Ona Charity’den ve vücudunu bana nasıl yaslayıp, o güzel dudaklarıyla yanağımı nasıl öptüğünden bahsetmek aklımdan geçti ama ben de oyuna katılmaya karar verdim.
“Elbette,” dedim, ona sırıtarak. “Bitirmeme izin vermedin ve ayrıldığımdan beri düşündüğüm tek şey bu.”
“Tsk,” dedi ve dudaklarını benimkilere sürttü, ben daha ne olduğunu anlama fırsatı bulamadan biten yumuşak bir öpücükle. “Buna izin verilemez. Seninle yatmamız gerek.”
“Sence birini bulabilecek miyiz?” diye sordum, onunla yaptığım ileri geri konuşmanın tadını çıkararak.
Çenesini ellerinin arasına alırken gözleri devrildi, “Hmm. Sanırım başarabiliriz.”
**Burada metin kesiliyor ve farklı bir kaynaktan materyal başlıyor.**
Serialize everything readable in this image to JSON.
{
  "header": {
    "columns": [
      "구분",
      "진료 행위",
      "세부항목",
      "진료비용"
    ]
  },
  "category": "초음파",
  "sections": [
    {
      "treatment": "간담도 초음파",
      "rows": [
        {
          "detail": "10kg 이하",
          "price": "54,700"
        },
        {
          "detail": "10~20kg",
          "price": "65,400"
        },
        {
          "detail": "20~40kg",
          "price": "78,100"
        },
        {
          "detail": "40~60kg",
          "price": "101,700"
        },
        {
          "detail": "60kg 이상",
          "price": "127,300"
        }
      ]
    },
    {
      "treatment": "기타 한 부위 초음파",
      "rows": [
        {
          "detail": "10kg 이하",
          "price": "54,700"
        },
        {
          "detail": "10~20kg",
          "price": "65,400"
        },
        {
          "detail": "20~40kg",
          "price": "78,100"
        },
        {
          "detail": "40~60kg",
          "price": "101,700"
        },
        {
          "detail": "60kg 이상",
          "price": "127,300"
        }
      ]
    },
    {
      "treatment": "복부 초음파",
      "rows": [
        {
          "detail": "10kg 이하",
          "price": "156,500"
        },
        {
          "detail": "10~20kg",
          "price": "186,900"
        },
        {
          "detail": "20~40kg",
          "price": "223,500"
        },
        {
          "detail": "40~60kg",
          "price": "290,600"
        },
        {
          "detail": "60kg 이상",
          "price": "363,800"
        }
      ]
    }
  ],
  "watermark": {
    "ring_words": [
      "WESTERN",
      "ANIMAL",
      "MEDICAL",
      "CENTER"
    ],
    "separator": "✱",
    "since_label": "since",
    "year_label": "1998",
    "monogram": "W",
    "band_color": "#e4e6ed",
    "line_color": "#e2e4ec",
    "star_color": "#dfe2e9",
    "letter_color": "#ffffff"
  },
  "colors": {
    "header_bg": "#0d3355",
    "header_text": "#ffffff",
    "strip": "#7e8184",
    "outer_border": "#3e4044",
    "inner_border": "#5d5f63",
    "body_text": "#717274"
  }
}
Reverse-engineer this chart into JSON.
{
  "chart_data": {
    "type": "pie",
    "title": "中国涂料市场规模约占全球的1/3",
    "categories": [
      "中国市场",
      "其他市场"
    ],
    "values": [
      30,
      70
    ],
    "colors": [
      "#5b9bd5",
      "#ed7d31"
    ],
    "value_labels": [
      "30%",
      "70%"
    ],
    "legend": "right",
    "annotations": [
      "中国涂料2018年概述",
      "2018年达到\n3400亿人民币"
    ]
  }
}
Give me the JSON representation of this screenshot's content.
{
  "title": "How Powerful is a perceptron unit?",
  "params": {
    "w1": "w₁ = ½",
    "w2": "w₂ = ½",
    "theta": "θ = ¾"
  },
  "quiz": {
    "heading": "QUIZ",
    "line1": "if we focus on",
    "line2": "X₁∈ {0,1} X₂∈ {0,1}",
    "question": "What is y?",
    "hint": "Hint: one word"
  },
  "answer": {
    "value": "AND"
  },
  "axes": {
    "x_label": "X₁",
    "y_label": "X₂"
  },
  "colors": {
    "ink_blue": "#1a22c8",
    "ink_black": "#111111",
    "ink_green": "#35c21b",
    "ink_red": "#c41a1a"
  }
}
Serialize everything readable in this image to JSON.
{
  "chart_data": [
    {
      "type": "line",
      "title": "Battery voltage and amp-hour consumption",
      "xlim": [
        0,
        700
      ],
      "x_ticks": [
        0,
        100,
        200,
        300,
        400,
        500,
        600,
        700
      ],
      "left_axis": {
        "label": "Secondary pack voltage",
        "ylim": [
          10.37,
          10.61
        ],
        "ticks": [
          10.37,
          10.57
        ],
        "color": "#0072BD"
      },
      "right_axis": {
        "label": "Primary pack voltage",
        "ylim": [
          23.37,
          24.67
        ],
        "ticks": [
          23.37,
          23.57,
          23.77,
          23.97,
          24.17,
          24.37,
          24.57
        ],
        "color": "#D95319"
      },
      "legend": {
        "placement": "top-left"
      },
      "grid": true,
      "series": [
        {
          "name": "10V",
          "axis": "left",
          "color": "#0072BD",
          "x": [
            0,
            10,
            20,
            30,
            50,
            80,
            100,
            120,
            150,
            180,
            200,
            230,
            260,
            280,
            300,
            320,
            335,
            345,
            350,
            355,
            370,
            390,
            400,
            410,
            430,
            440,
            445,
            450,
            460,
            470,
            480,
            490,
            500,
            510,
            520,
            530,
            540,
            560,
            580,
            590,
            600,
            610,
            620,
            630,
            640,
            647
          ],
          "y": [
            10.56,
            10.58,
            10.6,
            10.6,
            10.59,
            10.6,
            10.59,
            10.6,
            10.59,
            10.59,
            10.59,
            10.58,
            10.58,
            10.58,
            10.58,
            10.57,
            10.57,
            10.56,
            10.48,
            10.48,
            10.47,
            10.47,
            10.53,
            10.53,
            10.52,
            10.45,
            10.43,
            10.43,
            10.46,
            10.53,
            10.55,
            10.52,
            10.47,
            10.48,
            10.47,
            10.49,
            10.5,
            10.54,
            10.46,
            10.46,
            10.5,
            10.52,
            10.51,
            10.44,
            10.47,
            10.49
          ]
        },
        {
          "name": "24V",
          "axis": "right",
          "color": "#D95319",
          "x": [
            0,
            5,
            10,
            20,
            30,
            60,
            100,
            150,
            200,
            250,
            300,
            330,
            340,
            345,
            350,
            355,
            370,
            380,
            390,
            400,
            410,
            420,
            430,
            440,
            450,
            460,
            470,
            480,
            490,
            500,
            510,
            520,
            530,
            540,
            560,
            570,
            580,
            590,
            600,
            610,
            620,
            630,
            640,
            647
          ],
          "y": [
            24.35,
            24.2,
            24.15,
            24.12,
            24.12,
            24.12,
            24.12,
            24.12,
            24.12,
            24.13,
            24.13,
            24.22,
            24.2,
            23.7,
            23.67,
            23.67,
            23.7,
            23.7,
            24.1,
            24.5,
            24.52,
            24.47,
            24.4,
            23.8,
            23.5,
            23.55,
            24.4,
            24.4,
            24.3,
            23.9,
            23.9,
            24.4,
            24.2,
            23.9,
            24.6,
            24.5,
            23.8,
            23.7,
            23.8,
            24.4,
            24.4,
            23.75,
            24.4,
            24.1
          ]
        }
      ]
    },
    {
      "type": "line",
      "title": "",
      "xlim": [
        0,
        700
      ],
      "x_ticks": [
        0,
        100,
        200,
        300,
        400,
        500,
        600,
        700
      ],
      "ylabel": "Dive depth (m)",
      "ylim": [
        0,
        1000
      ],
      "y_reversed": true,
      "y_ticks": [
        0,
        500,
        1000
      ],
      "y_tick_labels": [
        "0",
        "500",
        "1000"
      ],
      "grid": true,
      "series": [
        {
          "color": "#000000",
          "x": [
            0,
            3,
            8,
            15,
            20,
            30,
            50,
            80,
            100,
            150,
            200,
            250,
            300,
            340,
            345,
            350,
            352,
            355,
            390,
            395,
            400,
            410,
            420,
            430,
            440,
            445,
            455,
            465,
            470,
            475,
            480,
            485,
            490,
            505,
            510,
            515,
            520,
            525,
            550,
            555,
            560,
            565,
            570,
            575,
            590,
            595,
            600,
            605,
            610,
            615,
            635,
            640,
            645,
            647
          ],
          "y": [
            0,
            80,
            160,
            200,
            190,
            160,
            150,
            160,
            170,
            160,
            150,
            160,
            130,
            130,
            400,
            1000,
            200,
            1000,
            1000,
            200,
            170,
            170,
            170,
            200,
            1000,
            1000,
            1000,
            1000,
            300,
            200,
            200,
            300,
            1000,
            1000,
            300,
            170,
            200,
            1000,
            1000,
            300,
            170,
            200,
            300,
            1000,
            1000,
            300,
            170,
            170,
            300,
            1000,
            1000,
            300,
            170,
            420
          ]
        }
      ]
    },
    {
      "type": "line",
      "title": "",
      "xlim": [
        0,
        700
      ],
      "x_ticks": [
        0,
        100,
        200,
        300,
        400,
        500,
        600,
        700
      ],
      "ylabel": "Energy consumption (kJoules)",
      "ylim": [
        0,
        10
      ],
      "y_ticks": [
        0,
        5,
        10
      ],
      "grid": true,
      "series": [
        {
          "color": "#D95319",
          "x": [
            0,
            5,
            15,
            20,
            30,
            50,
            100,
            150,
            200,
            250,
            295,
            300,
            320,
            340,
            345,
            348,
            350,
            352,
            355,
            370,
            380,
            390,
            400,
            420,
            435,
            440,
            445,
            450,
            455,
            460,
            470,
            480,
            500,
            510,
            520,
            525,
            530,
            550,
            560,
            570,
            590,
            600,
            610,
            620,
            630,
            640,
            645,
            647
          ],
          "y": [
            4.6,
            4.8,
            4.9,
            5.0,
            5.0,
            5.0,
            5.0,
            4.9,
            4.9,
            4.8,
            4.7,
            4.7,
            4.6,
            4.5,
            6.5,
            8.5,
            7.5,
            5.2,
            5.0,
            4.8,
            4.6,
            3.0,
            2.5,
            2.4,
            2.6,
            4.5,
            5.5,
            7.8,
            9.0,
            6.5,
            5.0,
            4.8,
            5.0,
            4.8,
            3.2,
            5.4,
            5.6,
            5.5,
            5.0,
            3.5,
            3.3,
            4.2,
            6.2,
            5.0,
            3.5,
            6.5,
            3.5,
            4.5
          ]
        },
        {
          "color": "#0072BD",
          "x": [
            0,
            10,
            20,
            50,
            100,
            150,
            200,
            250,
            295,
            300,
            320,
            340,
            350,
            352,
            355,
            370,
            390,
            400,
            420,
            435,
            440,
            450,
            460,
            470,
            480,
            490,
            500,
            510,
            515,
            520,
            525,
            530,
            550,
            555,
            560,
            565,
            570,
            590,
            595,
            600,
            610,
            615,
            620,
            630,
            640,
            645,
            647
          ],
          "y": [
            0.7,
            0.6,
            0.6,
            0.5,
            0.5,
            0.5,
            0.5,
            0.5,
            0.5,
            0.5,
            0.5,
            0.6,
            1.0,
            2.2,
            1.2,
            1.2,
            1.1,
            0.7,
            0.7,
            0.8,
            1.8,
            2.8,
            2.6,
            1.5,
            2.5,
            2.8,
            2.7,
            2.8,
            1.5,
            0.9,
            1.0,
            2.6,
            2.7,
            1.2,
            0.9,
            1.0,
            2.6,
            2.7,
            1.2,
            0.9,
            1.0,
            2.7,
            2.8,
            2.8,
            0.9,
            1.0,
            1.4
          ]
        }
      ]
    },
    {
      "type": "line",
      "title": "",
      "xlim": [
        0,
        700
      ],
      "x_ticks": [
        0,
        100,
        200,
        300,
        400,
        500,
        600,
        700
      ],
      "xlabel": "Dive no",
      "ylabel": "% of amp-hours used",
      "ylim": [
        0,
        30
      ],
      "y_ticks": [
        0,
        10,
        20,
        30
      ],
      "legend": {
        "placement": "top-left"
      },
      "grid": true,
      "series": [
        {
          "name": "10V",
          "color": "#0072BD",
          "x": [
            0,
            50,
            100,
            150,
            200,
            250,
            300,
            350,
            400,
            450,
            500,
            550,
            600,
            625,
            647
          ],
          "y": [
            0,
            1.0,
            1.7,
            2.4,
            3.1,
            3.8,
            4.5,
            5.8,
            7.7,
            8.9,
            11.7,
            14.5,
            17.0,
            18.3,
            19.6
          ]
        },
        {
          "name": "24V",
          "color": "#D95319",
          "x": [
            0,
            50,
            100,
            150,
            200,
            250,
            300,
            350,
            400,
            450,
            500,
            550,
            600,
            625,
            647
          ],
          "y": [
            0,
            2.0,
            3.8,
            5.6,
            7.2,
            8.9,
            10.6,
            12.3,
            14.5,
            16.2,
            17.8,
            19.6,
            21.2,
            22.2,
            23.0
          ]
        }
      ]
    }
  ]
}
Natashya mesleğinden aldığı beceriyle kucağımda dönerek yüz seksen derecelik bir dönüş yaptı ve şimdi oturmuş ve yüzü benden uzağa dönüktü. Kollarıma yaslandı, başımın arkasına doğru uzandı, yanağını yanağına getirip bana sokuldu. Bacaklarını kucağımın iki yanına açmıştı, kısa elbisesinin uyluklarına doğru kaymasına ve hala ıslak olan amını göstermesine neden oldu. Dansçının gömleğinin altına hızlıca bir göz attım ve sonra Erin ve Shea’nın Natashya’nın yaptığı gösteriye ön sıradan oturmak hakkında ne düşündüklerini görmek için yukarı baktım ve kendimi merdivenlerin tepesinde durup bizi izleyen Ashlee’nin şaşkın yüzüne bakarken buldum. Prenses VanCamp’ten çok daha uzun olan Emily, Ashlee’nin bir adım altında durmasına rağmen omzunun üzerinden bakabiliyordu. O da en az onun kadar şaşkın görünüyordu.
“Ne oluyor lan?” dedi Ashlee şaşkınlıkla ve ses tonunda hafif bir öfkeyle.
Ashlee!” dedim ama Natashya planladığım diğer sözlerimi yarıda kesti.
“Nasıl görünüyor?” Kalçalarını yuvarladı, kıçını neredeyse acı verici bir şekilde ereksiyonuma sürttü. Kapşonlu gözleriyle Ashlee’ye bakarken boğazından alçak bir inleme çıktı.